ANDREA BELOTTI, IL GALLO CANTA PER IL TORO


Contro il Genoa ad Andrea
Belotti gli abbiamo visto fare il terzino, il mediano, l’esterno, il
trequartista, il regista e la punta. Che altro mancava? Ah sì, forse non ha
fatto il portiere! Già, ma in quel ruolo il Toro ha un altro campione: Salvatore
Sirigu. Sono gli unici calciatori sui quali si basa tutto il senso del
Toro, inteso come squadra di Serie A che per emergere dall’eterna sofferenza
avrebbe bisogno di tanto altro; una società vera, prima di ogni altra cosa! Ma
ritornando al gallo Belotti, possiamo dire di trovarci davanti a un campione che
incarna perfettamente lo spirito del Toro, più come indole naturale nella
capacità di saper soffrire che da una reale capacità tecnica e tattica che
sfocia in un’intelligenza calcistica non comune a molti. Belotti sa cosa significa
essere capitano di una squadra, sa come metterci la faccia, sa come fare da
traino e cucirsi addosso la maglia e la squadra, soprattutto quando è in
difficoltà. Gli manca solo di tirarsi su le maniche come faceva il grande Valentino
Mazzola e poi è tutto fatto. Un giocatore moderno con lo spirito d’altri
tempi, in cui si esprimeva un calcio di alto senso di unione di squadra e
spogliatoio, che restano da sempre il segreto dei grandi successi. Certo, da
soli nel calcio non si va da nessuna parte se non si è assecondati dalla
squadra e dallo spirito di gruppo. Tuttavia, quando si crea una leadership nell’ambito
dello spogliatoio, in campo si avverte sempre il desiderio di luce. Già, quella
luce che è esempio nel trascinare tutti i compagni di squadra che sono in
difficoltà, proprio come Andrea Belotti che in campo si danna, carpisce palloni
agli avversari, corre, pressa, prende tanti falli cattivi, ma si rialza ed è
capace di far fare gol ad un compagno, oppure si porta avanti per tentare il
tiro da fuori area anche se è stremato. Il gallo è davvero l’esempio di un Toro
che si è smarrito, che si è preso paura di retrocedere (anche se ancora non c’è
la matematica sicurezza di restare in Serie A) e sul quale tutti hanno puntato
come cavallo vincente di una squadra sbrindellata nel gioco e persa nella sua
mediocrità. E’ un Belotti da leggenda! E non è un caso che Antonio Conte lo
preferisca a Griezmann e Dzeko. Per questo diciamo fin da ora
che se veramente il Toro intende mettere sul tavolo un progetto serio di
società di calcio vera di Serie A (vera e non finta come quella attuale), allora
deve ripartire da Belotti come punto fermo. Se invece tutto questo non sarà
possibile per mancanza di investimenti e di altre situazione negative che
opacizzano la storia del Toro, allora si dia la possibilità a questo calciatore
di impeccabile serietà professionale di proseguire la sua fulgida carriera
altrove. Là dove non si senta sprecato. Là dove possa esprimere ciò che merita
in maniera costante e non con l’amarezza di avere sprecato un altro anno inutilmente.

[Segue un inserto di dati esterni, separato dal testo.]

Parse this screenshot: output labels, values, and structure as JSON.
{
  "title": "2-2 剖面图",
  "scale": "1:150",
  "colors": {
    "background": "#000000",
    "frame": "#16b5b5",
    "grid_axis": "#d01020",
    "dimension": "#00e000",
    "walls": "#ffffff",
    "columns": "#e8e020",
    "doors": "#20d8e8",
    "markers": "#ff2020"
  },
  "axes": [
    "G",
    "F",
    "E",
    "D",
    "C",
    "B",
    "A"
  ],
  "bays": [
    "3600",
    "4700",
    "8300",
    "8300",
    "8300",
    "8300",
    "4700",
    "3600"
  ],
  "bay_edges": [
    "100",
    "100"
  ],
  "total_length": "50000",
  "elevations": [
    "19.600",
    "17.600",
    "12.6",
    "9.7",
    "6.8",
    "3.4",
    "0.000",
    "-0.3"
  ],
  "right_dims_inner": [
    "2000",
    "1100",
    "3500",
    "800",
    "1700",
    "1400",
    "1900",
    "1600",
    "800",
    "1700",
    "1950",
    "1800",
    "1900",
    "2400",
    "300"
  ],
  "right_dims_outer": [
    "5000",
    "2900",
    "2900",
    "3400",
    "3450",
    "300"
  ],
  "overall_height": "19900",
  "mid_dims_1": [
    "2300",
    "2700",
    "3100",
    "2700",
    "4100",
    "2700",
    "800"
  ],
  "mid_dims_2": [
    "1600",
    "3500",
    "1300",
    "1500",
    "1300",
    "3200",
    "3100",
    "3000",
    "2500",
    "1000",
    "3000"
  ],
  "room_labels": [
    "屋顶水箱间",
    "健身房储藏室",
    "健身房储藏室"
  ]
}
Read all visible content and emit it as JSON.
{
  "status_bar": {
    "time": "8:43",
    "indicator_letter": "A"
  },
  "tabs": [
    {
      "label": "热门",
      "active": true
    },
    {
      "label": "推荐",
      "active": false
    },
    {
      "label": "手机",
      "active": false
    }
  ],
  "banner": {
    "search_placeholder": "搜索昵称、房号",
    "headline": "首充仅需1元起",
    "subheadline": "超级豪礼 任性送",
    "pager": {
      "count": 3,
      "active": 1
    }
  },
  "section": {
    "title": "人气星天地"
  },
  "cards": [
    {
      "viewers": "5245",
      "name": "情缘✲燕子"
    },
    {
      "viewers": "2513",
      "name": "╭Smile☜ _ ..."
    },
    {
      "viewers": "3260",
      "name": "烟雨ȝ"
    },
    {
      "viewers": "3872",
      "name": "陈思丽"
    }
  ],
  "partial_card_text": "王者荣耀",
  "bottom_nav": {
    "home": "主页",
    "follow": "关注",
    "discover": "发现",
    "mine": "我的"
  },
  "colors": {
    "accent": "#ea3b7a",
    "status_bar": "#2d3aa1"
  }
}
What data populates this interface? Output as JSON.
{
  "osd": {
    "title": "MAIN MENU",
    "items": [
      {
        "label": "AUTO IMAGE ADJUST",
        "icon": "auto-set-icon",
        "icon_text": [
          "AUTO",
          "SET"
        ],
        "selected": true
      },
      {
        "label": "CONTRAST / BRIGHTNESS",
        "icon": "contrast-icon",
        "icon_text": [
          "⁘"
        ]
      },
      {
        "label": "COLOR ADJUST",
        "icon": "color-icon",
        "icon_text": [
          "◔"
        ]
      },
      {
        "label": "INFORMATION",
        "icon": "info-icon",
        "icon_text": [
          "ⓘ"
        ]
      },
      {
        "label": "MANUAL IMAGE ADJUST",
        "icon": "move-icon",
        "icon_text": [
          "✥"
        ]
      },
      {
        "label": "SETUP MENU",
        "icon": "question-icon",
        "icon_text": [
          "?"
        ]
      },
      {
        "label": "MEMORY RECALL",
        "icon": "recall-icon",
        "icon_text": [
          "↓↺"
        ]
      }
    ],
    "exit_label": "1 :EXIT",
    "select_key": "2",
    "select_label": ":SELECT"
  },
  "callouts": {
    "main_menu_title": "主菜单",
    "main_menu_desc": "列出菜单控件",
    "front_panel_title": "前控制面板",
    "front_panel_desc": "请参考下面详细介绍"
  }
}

Questo lo diciamo noi anche perché lui non lo dirà mai, visto che è un
professionista serio che sa cosa significa il senso di appartenenza e di
rispetto per chi ti versa la retribuzione prevista dal contratto pattuito. Dunque,
lo diciamo chiaro. Andrea Belotti è il vero capitano di un Toro che non ricorda da
molti anni di avere un calciatore così rappresentativo di storia e valori come
quelli del Grande Torino. La società ha tantissime responsabilità. Se non è in
grado di capirlo, allora si faccia da parte!